Pendant ce temps-là, que faisaient les Suissesses? Elles travaillaient – pour des salaires toujours plus bas que ceux des hommes. Et travaillaient encore – à la maison, avec les enfants et sans salaire cette fois (mais avec supplément charge mentale, s’il vous plaît). En 2024, elles ont consacré 32,4 heures par semaine aux tâches domestiques et familiales, soit 10,4 de plus que les hommes (OFS). Eux, pourtant, estiment que l’égalité «est atteinte en Suisse, dans presque tous les domaines», révèle le Baromètre national de l’égalité. Ouvrant au passage un tiroir sur les garçons de la génération Z, encore plus convaincus que leurs aînés que la question est réglée.

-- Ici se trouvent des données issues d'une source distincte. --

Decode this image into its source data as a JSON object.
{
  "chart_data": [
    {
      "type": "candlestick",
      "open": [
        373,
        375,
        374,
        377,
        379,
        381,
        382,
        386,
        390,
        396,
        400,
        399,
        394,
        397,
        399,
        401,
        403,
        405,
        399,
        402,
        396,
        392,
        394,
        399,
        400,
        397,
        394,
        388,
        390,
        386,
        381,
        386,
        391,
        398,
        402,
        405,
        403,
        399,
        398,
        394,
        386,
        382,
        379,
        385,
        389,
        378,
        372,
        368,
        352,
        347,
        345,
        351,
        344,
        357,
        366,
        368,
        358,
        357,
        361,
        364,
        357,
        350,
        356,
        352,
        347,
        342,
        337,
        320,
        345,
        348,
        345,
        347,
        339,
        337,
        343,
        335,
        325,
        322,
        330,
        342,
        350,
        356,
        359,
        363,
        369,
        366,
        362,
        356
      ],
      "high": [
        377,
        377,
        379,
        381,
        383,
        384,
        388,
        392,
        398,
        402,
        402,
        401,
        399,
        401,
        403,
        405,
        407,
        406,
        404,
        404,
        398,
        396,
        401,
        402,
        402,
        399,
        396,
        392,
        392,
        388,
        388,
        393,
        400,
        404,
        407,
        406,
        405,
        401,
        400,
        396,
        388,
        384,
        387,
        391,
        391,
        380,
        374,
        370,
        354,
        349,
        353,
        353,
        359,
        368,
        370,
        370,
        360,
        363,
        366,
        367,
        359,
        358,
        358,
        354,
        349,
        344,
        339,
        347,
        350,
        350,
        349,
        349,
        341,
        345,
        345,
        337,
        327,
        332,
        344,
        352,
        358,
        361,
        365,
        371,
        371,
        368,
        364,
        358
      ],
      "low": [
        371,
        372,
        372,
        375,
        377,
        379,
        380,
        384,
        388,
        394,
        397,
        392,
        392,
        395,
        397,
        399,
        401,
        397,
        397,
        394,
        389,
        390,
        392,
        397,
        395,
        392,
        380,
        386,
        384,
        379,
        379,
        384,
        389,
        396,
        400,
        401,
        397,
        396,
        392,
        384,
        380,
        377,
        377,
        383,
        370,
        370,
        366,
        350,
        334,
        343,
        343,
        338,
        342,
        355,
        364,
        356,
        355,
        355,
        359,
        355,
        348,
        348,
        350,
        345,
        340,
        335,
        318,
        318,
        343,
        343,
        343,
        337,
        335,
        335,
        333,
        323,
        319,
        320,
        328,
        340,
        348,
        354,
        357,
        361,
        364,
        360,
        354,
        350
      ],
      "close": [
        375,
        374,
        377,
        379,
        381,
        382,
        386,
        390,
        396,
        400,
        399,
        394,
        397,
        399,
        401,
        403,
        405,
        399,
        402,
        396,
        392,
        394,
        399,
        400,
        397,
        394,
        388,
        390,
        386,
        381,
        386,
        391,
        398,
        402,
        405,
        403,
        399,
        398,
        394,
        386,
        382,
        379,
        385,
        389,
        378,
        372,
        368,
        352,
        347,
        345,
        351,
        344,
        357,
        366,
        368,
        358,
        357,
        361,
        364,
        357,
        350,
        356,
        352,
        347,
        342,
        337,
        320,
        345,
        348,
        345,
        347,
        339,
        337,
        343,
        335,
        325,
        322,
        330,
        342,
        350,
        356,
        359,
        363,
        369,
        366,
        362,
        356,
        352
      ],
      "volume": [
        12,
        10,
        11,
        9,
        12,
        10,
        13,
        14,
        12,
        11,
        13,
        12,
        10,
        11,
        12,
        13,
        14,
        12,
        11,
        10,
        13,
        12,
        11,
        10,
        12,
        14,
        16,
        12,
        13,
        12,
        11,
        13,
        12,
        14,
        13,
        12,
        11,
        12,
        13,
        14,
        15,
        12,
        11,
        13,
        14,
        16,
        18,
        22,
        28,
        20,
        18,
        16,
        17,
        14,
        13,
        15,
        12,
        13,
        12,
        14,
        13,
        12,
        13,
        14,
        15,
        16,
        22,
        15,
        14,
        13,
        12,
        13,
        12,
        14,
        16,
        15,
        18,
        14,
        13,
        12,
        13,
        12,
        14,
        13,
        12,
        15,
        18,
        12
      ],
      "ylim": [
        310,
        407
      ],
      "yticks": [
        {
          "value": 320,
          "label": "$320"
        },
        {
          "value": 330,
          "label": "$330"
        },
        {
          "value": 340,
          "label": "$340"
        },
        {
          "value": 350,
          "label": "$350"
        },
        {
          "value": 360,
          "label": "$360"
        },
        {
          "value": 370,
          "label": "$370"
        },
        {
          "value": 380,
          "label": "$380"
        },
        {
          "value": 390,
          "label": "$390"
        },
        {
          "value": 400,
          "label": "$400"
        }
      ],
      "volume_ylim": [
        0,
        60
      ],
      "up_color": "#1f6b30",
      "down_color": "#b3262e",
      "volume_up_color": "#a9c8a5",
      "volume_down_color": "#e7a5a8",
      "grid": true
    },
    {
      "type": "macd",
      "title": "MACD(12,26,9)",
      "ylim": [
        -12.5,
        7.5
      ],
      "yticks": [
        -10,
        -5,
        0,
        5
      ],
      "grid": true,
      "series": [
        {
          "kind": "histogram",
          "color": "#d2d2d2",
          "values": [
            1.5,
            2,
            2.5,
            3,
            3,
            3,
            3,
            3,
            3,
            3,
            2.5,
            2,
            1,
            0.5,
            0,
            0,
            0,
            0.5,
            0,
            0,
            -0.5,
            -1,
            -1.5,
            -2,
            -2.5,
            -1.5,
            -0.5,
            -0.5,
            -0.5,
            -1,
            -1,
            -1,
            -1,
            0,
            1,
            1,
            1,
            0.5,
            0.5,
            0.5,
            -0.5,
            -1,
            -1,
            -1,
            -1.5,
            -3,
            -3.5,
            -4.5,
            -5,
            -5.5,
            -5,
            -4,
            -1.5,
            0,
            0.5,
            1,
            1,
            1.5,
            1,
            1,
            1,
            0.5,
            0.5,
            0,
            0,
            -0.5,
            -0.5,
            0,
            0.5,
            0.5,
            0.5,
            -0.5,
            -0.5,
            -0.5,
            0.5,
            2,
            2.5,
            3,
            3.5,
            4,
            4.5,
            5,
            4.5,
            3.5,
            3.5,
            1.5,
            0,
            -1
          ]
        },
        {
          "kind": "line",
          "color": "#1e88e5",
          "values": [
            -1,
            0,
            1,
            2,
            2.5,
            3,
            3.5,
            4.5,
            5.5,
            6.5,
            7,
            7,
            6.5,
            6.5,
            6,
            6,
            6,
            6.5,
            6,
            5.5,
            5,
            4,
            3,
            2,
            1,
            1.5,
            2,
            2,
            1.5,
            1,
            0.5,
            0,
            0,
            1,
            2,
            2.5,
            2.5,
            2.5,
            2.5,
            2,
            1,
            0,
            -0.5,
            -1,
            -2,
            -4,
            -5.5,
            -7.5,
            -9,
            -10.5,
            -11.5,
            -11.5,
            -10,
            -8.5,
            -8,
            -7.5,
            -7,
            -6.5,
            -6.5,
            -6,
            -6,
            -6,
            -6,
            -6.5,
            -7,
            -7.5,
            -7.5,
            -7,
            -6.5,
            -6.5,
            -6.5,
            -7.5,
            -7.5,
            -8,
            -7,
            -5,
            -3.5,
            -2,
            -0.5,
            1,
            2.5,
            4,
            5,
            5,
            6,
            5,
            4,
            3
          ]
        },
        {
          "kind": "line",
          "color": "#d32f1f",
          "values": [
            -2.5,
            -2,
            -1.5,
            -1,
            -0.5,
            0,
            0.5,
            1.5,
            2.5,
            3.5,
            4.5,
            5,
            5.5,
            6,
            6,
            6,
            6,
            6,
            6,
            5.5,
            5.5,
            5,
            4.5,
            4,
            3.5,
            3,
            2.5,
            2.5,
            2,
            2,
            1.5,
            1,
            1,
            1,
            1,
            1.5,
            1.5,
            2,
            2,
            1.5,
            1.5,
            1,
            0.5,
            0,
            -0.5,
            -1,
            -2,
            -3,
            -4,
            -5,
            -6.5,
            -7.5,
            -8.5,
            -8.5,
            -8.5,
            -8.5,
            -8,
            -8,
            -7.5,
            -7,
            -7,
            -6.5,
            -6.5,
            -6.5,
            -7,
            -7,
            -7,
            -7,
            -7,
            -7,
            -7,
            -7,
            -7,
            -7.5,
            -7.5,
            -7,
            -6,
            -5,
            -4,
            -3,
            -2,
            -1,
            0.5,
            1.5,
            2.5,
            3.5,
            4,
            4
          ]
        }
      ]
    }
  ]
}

Résister au bruit de la polarisation
Le problème avec les dates anniversaires, c’est qu’elles restent pratiques seulement si on en fait quelque chose. Trois décennies après la première grève nationale des femmes de 1991, la cloche du dialogue sonne aujourd’hui peut-être plus fort que jamais. A l’heure où certains vents récupèrent le débat sur l’égalité pour construire des murs et des paniques morales, restons concentrés sur l’objectif et parlons-nous. Entre femmes, hommes, et minorités de genre. Entre générations et entre adversaires politiques aussi. Avant que des drames ne nous laissent plus l’occasion de le faire. Informons-nous (en particulier si on ne se sent pas concerné). Investissons-nous – un peu ou beaucoup, dans la rue ou au bistrot, dans nos chambres personnelles ou fédérales, mais faisons-le.
Ne laissons pas le bruit de la polarisation étouffer la perspective de lendemains qui chantent. Car l’égalité n’est ni une guerre des sexes ni un danger, elle est un projet de bonheur et de liberté pour toutes et tous. Qui refuse de devenir libre?